After a long moment, I braced my hands on the ground and pushed myself up. My legs shook beneath me, barely holding. “Thank you. That feels so much better.” I rubbed my raw wrists. “But I thought Ari was supposed to get the keys to unlock the chains and these binding bracelets.”

“The pet is busy.” Chester’s grin sharpened. “Attending the queen. Fetching. Sitting. Rolling over.”

He placed the second key in the binding bracelet and it snapped open. Magic gushed through me—a flood breaking through a dam. I gasped, grabbing Chester’s arm to steady myself.

Chester clasped my arm. “Steady, witch. Your power has been hiding.”

I nodded, gasping. “You don’t have to tell me.”

It was like waking up after being underwater. Like taking a breath after nearly drowning. My magic hummed beneath my skin, restless. Eager.

He unlocked the second bracelet.

The power didn’t just return—it exploded. It roared through me like wildfire, filling every vein, every nerve, every corner of my being. Too much. Too fast.

Black dots swarmed my vision. My back arched, my mouth open in a silent scream. The gold bracelet on my wrist flared hot, the medallion pulsing against my skin.

Then, as quickly as it came, the storm passed.

Tinker Bell’s voice echoed in my mind—something she’d told me a thousand times when I was a little girl too afraid to believe in myself.

Believe in the impossible, Alice. That’s where the magic lives.

I’d never understood. Not until now.

In my mind, I recited six impossible things I’d done before breakfast.

One—there is a place called the Elder Dimension.

Two—a hat can force you to tell the truth and remember things.

Three—weapons pick you.

Four—harpies can be tamed.

Five—I can freeze time.

Six—love can survive madness.

The weakness that had plagued me vanished. Fresh energy rolled through my veins—strong, fierce, alive.

My magic was back. All of it.

And I was ready to do the impossible one more time.

I straightened, flexing my fingers. Power hummed beneath my skin, eager and ready. The time-stopping witch wasn’t broken anymore.

And for the first time since I’d been dragged into this dungeon, I was ready to fight.

I glanced at the empty cells. “Chester, Flint, Steel, Bunny, and the children are at the Shadowsteel mines.
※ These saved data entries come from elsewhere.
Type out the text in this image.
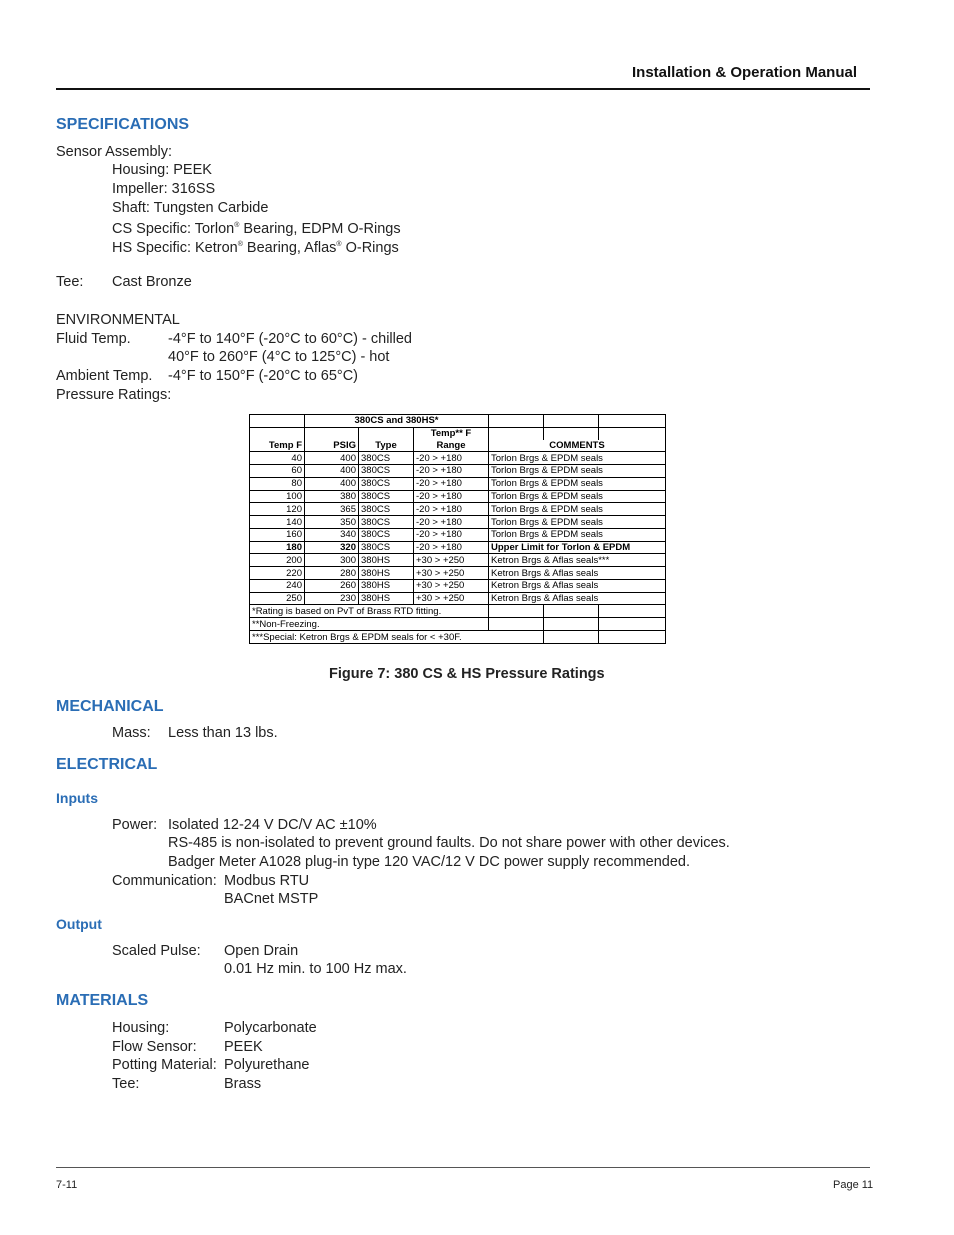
Installation & Operation Manual
SPECIFICATIONS
Sensor Assembly:
Housing: PEEK
Impeller: 316SS
Shaft: Tungsten Carbide
CS Specific: Torlon® Bearing, EDPM O-Rings
HS Specific: Ketron® Bearing, Aflas® O-Rings
Tee: Cast Bronze
ENVIRONMENTAL
Fluid Temp.	-4°F to 140°F (-20°C to 60°C) - chilled
40°F to 260°F (4°C to 125°C) - hot
Ambient Temp. -4°F to 150°F (-20°C to 65°C)
Pressure Ratings:
	380CS and 380HS*					
			Temp** F			
Temp F	PSIG	Type	Range	COMMENTS		
40	400	380CS	-20 > +180	Torlon Brgs & EPDM seals		
60	400	380CS	-20 > +180	Torlon Brgs & EPDM seals		
80	400	380CS	-20 > +180	Torlon Brgs & EPDM seals		
100	380	380CS	-20 > +180	Torlon Brgs & EPDM seals		
120	365	380CS	-20 > +180	Torlon Brgs & EPDM seals		
140	350	380CS	-20 > +180	Torlon Brgs & EPDM seals		
160	340	380CS	-20 > +180	Torlon Brgs & EPDM seals		
180	320	380CS	-20 > +180	Upper Limit for Torlon & EPDM		
200	300	380HS	+30 > +250	Ketron Brgs & Aflas seals***		
220	280	380HS	+30 > +250	Ketron Brgs & Aflas seals		
240	260	380HS	+30 > +250	Ketron Brgs & Aflas seals		
250	230	380HS	+30 > +250	Ketron Brgs & Aflas seals		
*Rating is based on PvT of Brass RTD fitting.						
**Non-Freezing.						
***Special: Ketron Brgs & EPDM seals for < +30F.						
Figure 7: 380 CS & HS Pressure Ratings
MECHANICAL
Mass: Less than 13 lbs.
ELECTRICAL
Inputs
Power: Isolated 12-24 V DC/V AC ±10%
RS-485 is non-isolated to prevent ground faults. Do not share power with other devices.
Badger Meter A1028 plug-in type 120 VAC/12 V DC power supply recommended.
Communication: Modbus RTU
BACnet MSTP
Output
Scaled Pulse: Open Drain
0.01 Hz min. to 100 Hz max.
MATERIALS
Housing:	Polycarbonate
Flow Sensor: PEEK
Potting Material: Polyurethane
Tee:	Brass
7-11	Page 11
I can’t leave them.”

Chester walked over to the cell and ran his hand down a bar. “First Hatter. Then the mines.” He leaned closer, conspiratorial. “Or is it the mines, then Hatter? Time is funny that way. Especially for you.”

I managed a smile. There was only one choice. “Chester, what time is it? When’s the wedding?”

“Soon. Very, very soon.”

I glanced down at my dress. Soiled. Stained with blood and dirt and dungeon filth. There was no way I could go through the halls like this. Guards would seize me in seconds.

Frustration clawed at my chest, replacing hope with despair. I pressed my palm against my slick forehead.

So close. I was so close to freedom, to saving Darius, and I couldn’t even get out of the damned dungeon without being caught.

“Chester, I’ll never get to the throne room. Not like this.”

His golden eyes gleamed. “The cat does not always use the door, Alice. Why should the witch?”

Think. Think. Think.

An idea sparked. I straightened, a new fire burning in my chest.

I refused to face Alanna dressed like some soiled impostor princess. I was a witch. A fighter. One of the Uncrowned.

“Chester, I need to get to the room where Brynn dressed me. My clothes—”

“The servant with snow skin and ruby lips?” His grin widened. “She waits. She hopes. Follow the grin, Alice.”